Être noir en France et aux Etats-Unis

Il est très intéressant de voir la différence de perception à ce sujet entre France et Etats-Unis. Aux Etats-Unis, l’ethnie (ou la race en bon américain) de quelqu’un est un élément structurant dans la société, et profondément politique. Être noir c’est se voir « imposer » un héritage, aussi bien positif (la lutte pour les droits civiques, des traits culturels) que négatif (violences policières, discriminations en tout genre).

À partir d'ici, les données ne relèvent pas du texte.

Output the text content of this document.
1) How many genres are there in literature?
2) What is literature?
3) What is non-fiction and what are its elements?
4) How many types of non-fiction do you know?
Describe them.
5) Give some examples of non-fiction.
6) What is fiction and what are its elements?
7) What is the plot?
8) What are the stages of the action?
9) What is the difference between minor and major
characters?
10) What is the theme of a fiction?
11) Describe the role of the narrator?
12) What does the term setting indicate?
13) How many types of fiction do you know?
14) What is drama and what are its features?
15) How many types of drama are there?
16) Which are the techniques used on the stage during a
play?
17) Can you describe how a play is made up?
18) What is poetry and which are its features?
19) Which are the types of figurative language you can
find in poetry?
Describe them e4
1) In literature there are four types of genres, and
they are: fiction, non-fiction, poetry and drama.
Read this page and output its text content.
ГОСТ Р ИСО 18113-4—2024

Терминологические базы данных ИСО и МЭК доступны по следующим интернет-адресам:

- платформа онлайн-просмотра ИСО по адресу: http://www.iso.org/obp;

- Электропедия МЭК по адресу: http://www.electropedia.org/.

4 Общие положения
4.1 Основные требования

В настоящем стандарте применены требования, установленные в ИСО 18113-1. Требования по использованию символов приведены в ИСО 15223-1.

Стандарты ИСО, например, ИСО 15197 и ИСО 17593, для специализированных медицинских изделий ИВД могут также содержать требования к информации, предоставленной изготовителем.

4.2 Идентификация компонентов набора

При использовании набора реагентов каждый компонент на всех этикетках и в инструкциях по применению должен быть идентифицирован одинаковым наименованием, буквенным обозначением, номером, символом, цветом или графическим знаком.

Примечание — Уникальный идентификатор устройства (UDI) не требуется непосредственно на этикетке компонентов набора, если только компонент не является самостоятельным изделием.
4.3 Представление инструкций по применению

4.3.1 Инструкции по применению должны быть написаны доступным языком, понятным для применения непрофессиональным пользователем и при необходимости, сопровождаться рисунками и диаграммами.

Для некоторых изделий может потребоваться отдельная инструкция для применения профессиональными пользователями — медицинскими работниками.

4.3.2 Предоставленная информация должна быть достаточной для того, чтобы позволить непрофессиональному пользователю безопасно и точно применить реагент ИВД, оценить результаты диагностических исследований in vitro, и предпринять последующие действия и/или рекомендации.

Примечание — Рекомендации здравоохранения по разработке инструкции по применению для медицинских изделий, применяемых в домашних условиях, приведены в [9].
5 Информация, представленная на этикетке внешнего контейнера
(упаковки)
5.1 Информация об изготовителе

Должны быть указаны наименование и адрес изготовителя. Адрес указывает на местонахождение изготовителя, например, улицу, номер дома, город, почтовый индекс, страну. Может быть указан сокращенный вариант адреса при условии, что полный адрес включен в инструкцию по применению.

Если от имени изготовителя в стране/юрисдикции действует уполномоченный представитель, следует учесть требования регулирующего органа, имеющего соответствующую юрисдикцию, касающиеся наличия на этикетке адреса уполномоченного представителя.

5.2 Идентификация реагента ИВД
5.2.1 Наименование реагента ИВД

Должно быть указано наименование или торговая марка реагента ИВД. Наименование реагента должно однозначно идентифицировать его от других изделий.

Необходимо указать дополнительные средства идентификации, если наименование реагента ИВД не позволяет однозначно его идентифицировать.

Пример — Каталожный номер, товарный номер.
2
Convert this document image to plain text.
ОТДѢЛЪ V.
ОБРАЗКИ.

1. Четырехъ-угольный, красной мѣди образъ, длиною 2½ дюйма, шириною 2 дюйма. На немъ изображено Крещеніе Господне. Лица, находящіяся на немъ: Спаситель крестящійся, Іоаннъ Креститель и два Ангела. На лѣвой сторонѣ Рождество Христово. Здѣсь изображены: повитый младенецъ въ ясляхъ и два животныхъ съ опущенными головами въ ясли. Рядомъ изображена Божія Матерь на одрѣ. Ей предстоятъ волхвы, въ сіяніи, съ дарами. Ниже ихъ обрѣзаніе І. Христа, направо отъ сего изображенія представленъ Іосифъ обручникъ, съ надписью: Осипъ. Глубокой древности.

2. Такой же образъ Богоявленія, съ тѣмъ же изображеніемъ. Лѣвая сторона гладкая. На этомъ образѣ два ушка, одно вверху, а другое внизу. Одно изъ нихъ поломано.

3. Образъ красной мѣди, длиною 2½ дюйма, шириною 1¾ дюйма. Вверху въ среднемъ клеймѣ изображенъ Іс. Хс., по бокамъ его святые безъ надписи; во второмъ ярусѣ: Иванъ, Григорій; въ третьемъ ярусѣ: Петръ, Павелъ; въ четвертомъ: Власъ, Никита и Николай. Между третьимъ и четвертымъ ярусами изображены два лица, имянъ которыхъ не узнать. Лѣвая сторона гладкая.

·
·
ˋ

La race est un déterminant collectif, pour lequel l’individu n’a finalement pas son mot à dire. A tel point d’ailleurs qu’ils incluent dans les « african-american » toute personne ayant ne serait-ce qu’une goutte de sang noir. Est-ce que Rihanna est african-american, sachant qu’elle vient de la Barbade ? Aux US ça ne fait aucun doute. De plus, nier à un individu son appartenance à une race (comme ils ont le sentiment que nous le faisons), c’est lui nier tout l’héritage qui est associé. C’est en cela que c’est outrageant pour des américains qu’on ait notre position.

En France, c’est plutôt la non-reconnaissance de la race qui est un élément politique, et même structurant pour notre démocratie. Il est évident que ces joueurs ont des origines africaines, personne ne le nie. Mais l’affirmer, sans que eux-mêmes n’aient leur mot à dire, est perçu pour nous comme offensant, car c’est poser l’hypothèse qu’ils sont définis avant toute autre chose par leur race, et que par conséquent ils sont potentiellement en dehors la République.

Le débat est d’autant plus fort que aussi bien la France et les Etats-Unis ont des modèles de société universalistes, c’est-à-dire qui ont vocation à s’imposer au monde entier. Cela renforce d’autant plus notre incapacité à nous comprendre : chacun accuse l’autre d’avoir des prétentions universalistes, et les réfute d’autant plus fortement qu’elles sont contraires à son propre modèle.